Stop loss technology:

1 combined stop loss

Investors will no longer pay attention to a single fund product, but to the change of portfolio style of radical, stable and conservative funds. If the risk tolerance of investors changes, it should not be limited to sticking to the original fund product portfolio, but should take the initiative to adjust.

2 variety stop loss:

Money market funds have no stop loss, but are based on liquidity management of funds. Once it is held for three years, there will be a third-party agency guarantee, so don't worry too much.

Stop loss of stock fund products should grasp the change of economic cycle. Only when the economy is booming, the stop loss will play a hedging role. The stop loss of bond fund products should consider the change of monetary policy.

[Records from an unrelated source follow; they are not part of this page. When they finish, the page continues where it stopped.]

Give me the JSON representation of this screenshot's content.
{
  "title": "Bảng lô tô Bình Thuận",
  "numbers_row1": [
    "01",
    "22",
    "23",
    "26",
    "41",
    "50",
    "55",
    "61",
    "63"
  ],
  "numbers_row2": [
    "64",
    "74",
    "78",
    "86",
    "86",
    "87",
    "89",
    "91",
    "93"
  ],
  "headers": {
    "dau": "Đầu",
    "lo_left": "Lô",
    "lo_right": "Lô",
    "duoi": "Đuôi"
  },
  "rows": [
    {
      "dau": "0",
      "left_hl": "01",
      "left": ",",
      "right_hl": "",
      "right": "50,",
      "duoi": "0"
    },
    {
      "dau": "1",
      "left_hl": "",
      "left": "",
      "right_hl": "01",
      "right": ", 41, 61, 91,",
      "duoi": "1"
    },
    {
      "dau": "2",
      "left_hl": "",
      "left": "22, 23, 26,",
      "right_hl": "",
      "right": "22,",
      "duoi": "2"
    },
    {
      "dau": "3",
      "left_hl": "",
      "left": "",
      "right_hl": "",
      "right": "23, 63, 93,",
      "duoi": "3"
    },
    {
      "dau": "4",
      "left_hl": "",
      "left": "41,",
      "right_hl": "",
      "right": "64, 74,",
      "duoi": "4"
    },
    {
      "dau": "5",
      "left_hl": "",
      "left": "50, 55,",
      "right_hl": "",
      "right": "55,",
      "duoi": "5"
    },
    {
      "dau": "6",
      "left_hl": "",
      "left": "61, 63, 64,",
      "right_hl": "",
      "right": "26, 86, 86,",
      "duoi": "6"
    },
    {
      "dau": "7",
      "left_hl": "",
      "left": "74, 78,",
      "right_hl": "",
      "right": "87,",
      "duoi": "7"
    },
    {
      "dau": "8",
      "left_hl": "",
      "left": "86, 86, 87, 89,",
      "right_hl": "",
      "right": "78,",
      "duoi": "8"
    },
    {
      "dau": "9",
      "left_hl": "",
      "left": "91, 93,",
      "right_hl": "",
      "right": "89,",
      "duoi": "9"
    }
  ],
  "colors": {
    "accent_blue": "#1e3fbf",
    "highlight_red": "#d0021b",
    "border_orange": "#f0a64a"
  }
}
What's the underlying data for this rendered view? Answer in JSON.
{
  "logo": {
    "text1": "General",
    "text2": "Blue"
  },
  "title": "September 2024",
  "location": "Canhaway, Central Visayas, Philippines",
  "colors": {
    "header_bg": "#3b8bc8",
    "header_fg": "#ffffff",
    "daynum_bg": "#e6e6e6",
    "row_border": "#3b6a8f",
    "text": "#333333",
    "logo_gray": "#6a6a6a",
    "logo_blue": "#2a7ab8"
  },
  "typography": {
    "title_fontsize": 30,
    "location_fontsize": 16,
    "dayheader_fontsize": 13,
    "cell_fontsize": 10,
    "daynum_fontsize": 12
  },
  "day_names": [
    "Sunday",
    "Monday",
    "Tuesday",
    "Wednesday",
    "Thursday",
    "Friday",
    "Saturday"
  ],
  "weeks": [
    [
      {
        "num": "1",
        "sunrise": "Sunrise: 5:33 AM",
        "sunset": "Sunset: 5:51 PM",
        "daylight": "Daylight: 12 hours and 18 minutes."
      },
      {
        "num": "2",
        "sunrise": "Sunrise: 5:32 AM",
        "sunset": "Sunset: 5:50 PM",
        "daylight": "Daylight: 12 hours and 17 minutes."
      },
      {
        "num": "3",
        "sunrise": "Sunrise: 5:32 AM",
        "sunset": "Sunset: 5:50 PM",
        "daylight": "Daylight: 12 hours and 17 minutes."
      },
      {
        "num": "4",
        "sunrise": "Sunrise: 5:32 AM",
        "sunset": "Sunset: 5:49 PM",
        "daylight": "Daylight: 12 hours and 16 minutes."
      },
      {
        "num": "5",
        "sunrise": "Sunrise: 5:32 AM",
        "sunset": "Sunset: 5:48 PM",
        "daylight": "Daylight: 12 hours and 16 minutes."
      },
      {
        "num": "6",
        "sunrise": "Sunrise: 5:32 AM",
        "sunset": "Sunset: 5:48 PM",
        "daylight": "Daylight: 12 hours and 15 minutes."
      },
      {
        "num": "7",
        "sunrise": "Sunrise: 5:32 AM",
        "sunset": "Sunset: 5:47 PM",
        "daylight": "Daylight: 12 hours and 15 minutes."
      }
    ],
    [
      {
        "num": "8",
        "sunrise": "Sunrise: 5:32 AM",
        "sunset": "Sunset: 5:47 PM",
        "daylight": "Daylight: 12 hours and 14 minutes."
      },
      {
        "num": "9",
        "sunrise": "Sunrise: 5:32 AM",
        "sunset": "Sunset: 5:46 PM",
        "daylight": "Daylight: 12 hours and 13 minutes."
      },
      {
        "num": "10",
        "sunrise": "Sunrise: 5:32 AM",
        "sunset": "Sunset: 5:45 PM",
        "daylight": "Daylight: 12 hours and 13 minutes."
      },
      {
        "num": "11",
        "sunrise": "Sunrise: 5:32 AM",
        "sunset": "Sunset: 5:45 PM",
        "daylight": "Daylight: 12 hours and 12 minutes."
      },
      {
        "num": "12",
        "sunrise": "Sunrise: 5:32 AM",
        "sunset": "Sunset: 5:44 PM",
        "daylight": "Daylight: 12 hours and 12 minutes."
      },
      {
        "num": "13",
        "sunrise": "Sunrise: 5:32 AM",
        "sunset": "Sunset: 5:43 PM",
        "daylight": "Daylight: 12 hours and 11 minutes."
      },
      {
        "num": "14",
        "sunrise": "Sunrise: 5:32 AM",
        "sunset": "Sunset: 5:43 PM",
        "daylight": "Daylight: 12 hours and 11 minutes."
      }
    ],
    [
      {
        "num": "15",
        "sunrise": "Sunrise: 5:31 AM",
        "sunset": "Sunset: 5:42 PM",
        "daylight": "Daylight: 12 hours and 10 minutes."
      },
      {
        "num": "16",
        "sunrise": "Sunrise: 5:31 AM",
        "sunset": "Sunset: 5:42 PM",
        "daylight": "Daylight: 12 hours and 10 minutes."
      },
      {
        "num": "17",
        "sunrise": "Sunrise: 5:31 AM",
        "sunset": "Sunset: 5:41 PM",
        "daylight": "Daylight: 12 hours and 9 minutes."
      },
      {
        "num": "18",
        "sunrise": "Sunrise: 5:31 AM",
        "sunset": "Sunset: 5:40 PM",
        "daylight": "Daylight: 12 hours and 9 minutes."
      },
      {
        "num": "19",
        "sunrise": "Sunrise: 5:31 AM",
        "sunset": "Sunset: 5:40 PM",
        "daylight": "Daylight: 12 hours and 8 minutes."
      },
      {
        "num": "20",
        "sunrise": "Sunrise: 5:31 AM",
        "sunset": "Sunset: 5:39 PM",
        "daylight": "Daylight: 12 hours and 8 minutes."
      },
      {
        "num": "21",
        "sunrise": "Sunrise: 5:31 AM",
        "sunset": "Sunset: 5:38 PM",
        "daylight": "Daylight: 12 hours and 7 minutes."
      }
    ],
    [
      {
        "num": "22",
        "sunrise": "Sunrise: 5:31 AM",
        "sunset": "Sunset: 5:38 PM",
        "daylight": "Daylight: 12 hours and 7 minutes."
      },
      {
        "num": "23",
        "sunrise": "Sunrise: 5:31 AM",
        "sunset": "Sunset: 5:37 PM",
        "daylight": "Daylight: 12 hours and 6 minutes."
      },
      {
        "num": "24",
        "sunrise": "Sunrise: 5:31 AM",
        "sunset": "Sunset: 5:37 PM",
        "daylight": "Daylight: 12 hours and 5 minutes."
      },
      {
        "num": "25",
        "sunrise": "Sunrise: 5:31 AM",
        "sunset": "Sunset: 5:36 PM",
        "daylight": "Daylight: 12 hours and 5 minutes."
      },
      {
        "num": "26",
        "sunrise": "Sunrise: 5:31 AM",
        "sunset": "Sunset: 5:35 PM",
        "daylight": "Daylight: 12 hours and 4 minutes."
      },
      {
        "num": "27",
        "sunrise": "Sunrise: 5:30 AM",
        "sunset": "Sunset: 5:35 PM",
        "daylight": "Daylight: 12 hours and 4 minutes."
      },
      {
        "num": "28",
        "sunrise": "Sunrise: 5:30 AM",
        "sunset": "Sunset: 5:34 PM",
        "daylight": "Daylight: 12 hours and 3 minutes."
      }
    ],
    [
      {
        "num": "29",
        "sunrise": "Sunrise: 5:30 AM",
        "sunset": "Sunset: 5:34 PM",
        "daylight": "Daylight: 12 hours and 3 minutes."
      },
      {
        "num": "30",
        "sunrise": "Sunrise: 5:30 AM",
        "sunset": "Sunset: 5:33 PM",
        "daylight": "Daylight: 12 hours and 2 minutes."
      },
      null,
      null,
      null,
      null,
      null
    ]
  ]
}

Stop loss in operation mode. Mainly, investors can avoid the risk of concentrated investment in fund products by covering outstanding fund products or optimizing the portfolio structure of fund products.

4 mechanism stop loss. In other words, we should use the financial management idea of "not putting eggs in the same basket" to redistribute family assets among bank deposits, insurance and capital markets.

5 concept stop loss. Investors should adhere to long-term investment, value investment, diversified investment and rational investment in the specific fund product investment process. Stop loss by changing the habit of frequent fund operation and adhering to the correct concept of keeping the base.